Monday 21 May 2012

Enabling home working is not really about technology


I have been working from home for more than fifteen years. In the mid-nineties I worked for a large US IT consultancy. I had a mobile phone, a laptop and a modem. I picked up email by dialling into our network using a VPN, I visited clients throughout Europe and did much of my work on their sites or in airport lounges or the tiny room in our house that we converted into a study. If I did go into the company office for anything other than a scheduled meeting, the people there were very unlikely to be the colleagues I worked with on a day to day basis - they were spread around the globe.

I am very well adjusted (I like to think) to the consequences of remote/home working. I’ve been doing it for a long time. Most people are not, simply because they have never been in an environment where it is seen as the norm or offered as a privilege. The company I describe above is unusual in two respects, first they have a "don’t waste your time commuting to the office unless it’s necessary" philosophy; and second, because they judge their staff purely on the quality of the work they do! They were only interested in my outputs and outcomes, how I got it done was my problem (although they did have a lot of ideas on ‘best practice’).

In consultancies, the model I describe above is very common. It’s prevalent in sales organisations as well, especially American ones. American sales and consultancy organisations know that their staff travel a lot - they want them to spend as much time as possible with clients and customers. However, they have long recognised that not making their staff travel into the office when they’re not out at a client brings a number of benefits. Three in particular stand out: they need less office space; they can hire the best staff even if they live a long way away from their offices; and  they lose less staff (excessive travel is high among the reasons that staff leave these companies as they eventually get fed up with it).

Technologically, home working has been possible nearly two decades. Of course there are many jobs that don’t lend themselves to it (e.g. customer service in a shop). But a rapidly increasing number do. The reasons why people aren’t given the privilege revolve around culture and performance measurement. If your organisation doesn’t have a flexible culture, it is most likely that how hard staff work is still judged, consciously or unconsciously, on ‘face time’- how much do you see of a person’s face in the office. Sit at your desk from 8am to 7pm and you are still judged a hard worker. Arrive at 9am, leave at 5pm, and take an hour for lunch and you are labelled ‘lazy’ however, much you get done. Work from home and you’re practically on holiday!

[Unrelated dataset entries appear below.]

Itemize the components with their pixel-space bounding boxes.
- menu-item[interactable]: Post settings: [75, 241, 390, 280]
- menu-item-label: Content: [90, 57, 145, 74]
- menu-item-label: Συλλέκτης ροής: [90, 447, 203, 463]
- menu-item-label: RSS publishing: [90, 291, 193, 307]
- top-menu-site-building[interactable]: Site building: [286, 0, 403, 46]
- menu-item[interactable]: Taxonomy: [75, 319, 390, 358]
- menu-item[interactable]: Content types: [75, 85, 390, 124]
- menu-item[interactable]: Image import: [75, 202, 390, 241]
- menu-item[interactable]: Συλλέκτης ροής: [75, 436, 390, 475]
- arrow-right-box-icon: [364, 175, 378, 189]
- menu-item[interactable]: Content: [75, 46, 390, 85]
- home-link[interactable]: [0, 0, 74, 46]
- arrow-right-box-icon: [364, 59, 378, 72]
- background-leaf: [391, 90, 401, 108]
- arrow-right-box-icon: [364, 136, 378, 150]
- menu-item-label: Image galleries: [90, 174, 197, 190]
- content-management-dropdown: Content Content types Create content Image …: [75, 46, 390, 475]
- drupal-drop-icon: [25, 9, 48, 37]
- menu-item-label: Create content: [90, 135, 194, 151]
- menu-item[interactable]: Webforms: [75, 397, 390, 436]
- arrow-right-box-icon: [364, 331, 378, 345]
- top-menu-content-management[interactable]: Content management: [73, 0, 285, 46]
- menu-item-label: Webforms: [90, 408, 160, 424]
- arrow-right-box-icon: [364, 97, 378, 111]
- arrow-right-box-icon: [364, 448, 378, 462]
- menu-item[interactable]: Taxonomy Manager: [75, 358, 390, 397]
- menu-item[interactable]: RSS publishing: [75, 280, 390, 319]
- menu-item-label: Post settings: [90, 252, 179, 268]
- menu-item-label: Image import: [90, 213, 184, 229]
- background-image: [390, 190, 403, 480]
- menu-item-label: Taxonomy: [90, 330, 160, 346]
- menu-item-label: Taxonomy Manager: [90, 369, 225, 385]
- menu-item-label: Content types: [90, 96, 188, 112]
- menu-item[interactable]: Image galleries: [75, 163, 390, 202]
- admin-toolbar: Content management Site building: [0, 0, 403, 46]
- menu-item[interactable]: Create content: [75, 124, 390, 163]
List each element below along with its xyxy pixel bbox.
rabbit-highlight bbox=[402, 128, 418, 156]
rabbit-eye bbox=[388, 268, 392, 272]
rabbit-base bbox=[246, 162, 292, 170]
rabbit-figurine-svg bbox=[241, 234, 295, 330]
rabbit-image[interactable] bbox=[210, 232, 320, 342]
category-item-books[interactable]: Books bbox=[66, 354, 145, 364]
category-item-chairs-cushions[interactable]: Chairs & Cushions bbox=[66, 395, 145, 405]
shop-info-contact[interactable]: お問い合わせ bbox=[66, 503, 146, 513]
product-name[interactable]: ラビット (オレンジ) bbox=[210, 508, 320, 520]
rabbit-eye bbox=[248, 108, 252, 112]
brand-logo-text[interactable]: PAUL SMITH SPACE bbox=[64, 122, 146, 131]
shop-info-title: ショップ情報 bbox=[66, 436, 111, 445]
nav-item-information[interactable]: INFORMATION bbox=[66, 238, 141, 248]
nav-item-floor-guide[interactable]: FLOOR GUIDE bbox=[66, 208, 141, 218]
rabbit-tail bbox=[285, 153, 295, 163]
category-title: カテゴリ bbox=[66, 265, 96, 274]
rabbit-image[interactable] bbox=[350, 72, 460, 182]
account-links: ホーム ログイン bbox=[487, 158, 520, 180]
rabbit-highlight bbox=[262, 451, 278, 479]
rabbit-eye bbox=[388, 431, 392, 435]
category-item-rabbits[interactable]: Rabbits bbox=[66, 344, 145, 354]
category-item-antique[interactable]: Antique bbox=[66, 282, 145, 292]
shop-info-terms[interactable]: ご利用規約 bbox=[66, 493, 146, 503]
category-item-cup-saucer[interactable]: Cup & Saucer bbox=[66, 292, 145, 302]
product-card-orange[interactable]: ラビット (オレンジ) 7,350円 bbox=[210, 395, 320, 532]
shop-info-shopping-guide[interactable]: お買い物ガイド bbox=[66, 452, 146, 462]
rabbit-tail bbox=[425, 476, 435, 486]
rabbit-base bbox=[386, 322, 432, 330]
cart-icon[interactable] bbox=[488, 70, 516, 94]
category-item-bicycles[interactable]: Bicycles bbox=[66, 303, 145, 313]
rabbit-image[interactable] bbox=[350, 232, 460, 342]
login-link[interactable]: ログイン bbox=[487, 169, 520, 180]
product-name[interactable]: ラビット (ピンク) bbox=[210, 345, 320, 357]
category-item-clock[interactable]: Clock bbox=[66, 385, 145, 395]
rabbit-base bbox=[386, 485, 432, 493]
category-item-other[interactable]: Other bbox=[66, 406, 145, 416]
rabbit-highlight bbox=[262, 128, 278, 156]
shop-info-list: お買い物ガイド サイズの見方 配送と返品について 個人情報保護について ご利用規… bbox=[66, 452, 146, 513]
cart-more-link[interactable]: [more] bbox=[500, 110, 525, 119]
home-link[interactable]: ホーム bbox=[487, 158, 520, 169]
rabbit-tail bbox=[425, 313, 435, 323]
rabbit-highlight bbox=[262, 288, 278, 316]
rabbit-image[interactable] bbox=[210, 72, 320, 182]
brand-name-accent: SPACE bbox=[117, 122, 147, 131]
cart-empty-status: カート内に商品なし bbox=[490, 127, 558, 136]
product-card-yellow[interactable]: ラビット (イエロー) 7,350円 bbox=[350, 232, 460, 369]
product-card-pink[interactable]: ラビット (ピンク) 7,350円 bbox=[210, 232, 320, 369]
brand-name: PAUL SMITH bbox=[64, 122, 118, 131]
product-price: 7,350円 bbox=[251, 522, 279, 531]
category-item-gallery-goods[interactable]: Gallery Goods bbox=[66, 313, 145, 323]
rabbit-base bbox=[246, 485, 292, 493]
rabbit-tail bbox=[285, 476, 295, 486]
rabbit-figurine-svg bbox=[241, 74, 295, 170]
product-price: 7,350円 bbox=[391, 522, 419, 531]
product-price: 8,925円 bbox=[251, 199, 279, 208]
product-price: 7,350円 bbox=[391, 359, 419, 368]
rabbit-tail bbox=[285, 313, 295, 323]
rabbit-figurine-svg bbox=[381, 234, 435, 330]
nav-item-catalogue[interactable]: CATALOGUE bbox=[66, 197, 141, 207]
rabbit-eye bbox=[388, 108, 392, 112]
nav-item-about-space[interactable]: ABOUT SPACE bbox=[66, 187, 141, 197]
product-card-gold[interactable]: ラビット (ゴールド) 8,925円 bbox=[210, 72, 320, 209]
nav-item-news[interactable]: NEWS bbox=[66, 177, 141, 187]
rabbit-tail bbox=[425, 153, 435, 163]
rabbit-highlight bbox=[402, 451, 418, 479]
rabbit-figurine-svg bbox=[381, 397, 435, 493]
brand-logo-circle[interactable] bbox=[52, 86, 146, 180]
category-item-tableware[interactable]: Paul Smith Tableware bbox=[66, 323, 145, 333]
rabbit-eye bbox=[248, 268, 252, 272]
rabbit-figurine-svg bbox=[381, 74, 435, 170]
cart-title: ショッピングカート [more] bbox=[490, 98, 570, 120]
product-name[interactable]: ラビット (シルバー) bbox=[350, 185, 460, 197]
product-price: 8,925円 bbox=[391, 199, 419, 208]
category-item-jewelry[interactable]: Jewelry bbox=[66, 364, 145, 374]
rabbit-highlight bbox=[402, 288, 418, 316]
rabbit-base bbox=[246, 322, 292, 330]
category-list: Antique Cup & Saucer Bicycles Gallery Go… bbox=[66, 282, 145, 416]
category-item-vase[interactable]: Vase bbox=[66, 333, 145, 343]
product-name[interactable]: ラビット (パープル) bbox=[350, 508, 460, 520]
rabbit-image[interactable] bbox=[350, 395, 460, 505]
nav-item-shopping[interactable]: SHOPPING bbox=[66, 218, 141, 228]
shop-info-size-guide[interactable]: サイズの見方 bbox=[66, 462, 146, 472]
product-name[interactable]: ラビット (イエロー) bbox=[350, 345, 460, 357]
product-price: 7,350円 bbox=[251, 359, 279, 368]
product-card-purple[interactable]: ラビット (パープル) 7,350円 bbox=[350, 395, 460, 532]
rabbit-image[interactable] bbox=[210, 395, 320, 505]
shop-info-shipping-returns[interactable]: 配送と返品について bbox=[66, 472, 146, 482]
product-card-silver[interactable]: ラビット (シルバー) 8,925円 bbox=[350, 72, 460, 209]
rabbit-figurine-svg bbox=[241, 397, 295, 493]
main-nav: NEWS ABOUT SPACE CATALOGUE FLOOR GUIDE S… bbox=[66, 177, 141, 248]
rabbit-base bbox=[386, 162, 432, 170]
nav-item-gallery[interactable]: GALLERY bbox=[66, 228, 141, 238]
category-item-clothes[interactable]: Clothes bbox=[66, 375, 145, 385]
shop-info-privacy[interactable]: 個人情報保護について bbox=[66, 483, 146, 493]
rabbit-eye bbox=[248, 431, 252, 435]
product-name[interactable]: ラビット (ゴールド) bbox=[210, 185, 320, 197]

But what really matters are the outcomes of our work. Where do we make a difference? How much do we actually get done of the important things that need to be done? Being able to identify this in the work our staff do is the key to trusting them with flexible, home, working. If we can, then we have the opportunity to offer our staff a better quality of life and a de facto increase in their standard of living (not having to pay so much to travel to work). My experience is that if you can develop a culture of flexible working, most people work harder and deliver more, so everyone wins.